A decisão que suspendeu as sanções legais do RenovaBio, entendendo que a solução do legislador não seria positiva, entendeu que seria válido, monocraticamente, em um agravo de instrumento, suspender a legislação sem fundamentar qualquer inconstitucionalidade.

A decisão, ao criticar o legislador por “intervir e dobrar a aposta”, desconsidera que, em casos de discordância acerca da efetividade de uma política pública, é realmente ao legislador que cabe “intervir”, não ao Poder Judiciário.

Entende o STF4, inclusive, que “a capacidade institucional na seara regulatória, a qual atrai controvérsias de natureza acentuadamente complexa, que demandam tratamento especializado e qualificado, revela a reduzida expertise do Judiciário para o controle jurisdicional das escolhas políticas e técnicas subjacentes à regulação econômica, bem como de seus efeitos sistêmicos”, ao que “a intervenção judicial desproporcional no âmbito regulatório pode ensejar consequências negativas às iniciativas da Administração Pública”.

Importante considerar que o objetivo do RenovaBio é reduzir a emissão de gases do efeito estufa, não apenas para contribuir com os compromissos internacionais assumidos pelo Brasil com o Acordo de Paris, mas também para proteger e assegurar os próprios direitos constitucionais à saúde e a um meio ambiente equilibrado.

Assim, sendo o RenovaBio parte fundamental de política ambiental brasileira, a decisão do TRF-3, ao suspender escolhas legislativas e regulatórias legítimas, não só acentua a incerteza jurídica, mas também termina por implicar em uma transição energética mais lenta, com a matriz energética com maior participação de combustíveis fósseis, resultando em maior emissão de poluentes atmosféricos.

______________

1 https://www.migalhas.com.br/quentes/438546/desembargador-barra-sancoes-do-renovabio-e-aponta-falhas-no-programa

2 https://www.gov.br/anp/pt-br/assuntos/renovabio/comprovacao-das-metas-individuais-de-2024-por-distribuidor-de-combustiveis 

3 FERNANDES, Bernardo Gonçalves.
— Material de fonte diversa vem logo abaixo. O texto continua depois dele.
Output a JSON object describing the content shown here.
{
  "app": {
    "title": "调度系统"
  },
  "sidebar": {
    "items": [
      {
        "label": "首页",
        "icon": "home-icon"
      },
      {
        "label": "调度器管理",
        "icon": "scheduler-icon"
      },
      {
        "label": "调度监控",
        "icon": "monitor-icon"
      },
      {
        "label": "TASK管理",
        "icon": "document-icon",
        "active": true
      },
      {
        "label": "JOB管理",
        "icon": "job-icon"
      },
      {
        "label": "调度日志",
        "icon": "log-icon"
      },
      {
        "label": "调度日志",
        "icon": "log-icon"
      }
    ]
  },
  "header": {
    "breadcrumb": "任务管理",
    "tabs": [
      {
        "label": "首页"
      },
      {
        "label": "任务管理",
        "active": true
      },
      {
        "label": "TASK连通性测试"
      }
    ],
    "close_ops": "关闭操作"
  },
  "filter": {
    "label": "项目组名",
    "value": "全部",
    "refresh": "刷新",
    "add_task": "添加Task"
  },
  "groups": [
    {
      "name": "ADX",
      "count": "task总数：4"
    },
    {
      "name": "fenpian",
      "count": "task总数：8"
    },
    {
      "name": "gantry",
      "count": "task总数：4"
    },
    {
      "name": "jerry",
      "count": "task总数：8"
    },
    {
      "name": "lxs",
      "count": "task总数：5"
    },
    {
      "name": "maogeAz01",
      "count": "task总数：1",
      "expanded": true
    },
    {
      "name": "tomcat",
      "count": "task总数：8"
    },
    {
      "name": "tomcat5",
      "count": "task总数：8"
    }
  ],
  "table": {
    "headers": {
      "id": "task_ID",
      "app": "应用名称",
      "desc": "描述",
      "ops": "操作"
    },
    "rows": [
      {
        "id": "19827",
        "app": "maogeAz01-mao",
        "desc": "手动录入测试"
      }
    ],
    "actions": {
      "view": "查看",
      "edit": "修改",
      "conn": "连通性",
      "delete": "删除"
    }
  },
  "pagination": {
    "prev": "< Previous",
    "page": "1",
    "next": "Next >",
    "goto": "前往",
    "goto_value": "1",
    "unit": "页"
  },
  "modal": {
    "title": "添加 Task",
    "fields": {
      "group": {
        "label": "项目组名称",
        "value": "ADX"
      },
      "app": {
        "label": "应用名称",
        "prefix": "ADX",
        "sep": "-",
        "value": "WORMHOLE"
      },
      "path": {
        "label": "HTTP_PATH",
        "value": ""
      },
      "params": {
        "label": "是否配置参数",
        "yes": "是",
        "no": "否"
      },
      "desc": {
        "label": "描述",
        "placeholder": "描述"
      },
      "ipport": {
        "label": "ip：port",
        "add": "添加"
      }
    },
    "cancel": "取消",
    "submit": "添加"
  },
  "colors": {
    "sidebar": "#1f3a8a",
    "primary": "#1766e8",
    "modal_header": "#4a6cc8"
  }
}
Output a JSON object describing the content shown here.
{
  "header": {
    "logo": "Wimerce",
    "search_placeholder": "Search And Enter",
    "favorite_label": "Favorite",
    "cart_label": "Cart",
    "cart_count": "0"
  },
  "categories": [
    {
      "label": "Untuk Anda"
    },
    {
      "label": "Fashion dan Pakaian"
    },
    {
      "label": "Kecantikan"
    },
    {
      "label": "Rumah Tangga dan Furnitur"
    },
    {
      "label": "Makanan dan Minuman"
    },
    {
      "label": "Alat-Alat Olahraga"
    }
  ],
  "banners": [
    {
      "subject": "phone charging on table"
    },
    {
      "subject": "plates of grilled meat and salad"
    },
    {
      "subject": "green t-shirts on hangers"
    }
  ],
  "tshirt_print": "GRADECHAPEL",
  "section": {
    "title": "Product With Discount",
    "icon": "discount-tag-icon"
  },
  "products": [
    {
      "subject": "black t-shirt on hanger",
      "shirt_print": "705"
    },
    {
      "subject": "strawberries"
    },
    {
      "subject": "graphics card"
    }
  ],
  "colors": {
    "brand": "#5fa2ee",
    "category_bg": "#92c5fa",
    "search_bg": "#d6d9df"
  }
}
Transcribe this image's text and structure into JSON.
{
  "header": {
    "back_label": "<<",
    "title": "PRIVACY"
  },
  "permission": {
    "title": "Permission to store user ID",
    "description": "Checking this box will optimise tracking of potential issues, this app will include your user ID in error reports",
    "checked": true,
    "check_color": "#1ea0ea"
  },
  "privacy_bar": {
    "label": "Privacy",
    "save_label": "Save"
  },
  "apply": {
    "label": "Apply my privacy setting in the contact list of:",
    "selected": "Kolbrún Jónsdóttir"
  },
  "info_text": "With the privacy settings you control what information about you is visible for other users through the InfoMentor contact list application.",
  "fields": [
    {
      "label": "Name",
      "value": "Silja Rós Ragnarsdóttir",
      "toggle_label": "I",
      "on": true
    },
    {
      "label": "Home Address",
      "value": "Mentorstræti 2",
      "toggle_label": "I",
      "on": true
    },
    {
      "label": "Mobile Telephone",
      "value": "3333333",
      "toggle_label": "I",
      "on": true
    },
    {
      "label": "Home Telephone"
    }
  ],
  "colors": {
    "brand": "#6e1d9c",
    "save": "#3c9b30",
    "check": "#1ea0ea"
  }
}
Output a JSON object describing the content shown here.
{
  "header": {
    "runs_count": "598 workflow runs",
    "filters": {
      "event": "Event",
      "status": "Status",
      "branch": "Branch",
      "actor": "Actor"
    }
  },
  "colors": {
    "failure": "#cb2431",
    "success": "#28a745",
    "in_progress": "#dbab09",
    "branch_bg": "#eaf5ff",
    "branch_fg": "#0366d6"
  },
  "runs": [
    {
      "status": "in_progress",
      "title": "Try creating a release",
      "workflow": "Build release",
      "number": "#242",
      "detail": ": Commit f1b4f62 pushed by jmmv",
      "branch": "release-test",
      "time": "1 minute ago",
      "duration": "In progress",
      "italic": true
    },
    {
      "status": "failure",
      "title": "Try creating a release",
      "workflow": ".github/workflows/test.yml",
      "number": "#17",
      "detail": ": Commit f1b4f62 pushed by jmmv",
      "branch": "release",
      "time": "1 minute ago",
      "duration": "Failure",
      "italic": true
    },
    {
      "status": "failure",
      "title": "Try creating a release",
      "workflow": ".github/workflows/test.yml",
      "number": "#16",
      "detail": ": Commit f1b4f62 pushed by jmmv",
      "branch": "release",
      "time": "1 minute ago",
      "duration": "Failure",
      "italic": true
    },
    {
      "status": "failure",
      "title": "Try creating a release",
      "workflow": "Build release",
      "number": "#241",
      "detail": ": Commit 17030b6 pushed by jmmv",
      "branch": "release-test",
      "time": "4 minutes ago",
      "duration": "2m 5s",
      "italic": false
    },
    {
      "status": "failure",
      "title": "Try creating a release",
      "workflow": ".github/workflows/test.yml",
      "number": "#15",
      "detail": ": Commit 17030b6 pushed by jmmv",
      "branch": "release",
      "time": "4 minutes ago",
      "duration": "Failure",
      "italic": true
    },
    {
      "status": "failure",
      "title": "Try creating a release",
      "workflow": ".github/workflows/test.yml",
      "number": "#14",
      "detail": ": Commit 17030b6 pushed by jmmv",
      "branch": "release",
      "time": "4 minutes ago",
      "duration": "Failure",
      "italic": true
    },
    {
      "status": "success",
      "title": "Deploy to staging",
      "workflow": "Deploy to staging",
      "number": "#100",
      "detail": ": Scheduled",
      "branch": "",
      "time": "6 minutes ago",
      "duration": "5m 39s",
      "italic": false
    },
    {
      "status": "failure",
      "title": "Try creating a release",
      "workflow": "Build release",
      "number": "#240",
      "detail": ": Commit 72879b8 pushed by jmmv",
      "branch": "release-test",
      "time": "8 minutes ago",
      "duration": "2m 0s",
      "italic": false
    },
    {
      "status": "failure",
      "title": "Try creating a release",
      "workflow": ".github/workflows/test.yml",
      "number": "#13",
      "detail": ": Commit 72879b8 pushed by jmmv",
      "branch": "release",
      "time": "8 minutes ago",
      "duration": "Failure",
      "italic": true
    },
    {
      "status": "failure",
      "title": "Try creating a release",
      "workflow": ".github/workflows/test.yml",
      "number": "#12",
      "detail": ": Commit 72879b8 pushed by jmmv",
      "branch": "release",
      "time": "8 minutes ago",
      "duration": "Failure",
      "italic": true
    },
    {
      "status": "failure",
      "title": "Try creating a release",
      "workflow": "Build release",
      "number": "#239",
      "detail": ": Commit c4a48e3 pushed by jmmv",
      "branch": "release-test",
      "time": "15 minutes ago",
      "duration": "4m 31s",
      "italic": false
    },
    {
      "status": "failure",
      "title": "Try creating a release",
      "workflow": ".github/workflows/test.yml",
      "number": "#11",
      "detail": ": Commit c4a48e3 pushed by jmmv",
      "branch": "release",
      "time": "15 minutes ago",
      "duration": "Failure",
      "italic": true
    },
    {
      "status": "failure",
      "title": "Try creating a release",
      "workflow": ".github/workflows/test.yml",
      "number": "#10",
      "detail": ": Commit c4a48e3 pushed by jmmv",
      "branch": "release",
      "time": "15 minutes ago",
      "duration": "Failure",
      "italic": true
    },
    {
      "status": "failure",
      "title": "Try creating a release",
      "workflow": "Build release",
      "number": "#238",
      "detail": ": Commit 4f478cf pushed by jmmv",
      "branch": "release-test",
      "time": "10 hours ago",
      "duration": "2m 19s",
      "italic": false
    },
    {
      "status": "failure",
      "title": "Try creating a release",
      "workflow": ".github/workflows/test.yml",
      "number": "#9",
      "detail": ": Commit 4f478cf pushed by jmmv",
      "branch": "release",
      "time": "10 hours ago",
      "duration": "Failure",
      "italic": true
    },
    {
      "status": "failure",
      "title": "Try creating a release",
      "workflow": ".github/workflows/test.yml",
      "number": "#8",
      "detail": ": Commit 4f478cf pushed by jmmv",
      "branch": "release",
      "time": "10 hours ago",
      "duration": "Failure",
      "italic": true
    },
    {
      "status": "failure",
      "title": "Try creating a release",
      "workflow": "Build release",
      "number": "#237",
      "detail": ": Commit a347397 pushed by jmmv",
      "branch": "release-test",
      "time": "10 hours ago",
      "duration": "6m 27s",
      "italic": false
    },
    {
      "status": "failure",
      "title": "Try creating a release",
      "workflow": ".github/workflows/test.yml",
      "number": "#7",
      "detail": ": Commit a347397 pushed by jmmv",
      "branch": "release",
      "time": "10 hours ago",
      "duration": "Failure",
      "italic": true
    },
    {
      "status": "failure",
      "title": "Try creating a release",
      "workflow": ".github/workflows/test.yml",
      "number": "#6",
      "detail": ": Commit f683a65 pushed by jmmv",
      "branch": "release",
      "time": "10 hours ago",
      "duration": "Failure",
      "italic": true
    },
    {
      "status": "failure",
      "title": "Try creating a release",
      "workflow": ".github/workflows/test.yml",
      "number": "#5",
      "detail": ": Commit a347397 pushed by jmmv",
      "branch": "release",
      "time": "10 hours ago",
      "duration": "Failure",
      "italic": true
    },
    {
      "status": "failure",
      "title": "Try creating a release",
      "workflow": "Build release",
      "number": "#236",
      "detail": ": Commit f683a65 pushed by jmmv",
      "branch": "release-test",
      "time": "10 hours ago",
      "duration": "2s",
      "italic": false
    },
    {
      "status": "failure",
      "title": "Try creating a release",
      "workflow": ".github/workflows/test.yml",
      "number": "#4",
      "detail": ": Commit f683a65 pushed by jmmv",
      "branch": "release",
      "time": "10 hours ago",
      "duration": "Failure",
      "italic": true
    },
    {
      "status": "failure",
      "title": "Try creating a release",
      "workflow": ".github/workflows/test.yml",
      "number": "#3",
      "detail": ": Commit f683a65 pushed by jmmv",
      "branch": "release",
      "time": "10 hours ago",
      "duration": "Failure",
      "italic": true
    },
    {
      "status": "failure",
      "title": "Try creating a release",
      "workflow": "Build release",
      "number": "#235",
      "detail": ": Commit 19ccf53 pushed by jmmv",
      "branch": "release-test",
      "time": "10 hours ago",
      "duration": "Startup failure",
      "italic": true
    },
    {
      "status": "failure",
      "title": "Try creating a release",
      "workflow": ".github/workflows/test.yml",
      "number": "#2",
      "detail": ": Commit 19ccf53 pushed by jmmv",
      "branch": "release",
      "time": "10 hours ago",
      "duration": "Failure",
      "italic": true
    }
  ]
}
Curso de Direito Constitucional. 9. Ed. Ver. ampl. e atual. – Salvador, JusPodivm, 2017, p.185.

4 (STF – RE 1083955 AgR, Relator(a):  Min. LUIZ FUX, Primeira Turma, julgado em 28/05/2019, PROCESSO ELETRÔNICO DJe-122 DIVULG 06-06-2019 PUBLIC 07-06-2019)

Vicente Martins Prata Braga
Presidente da Associação Nacional dos Procuradores dos Estados e do DF (Anape), advogado, procurador do Estado do Ceará, doutor em Direito. Processual Civil pela USP e pós-doutor em direito público pela UERJ.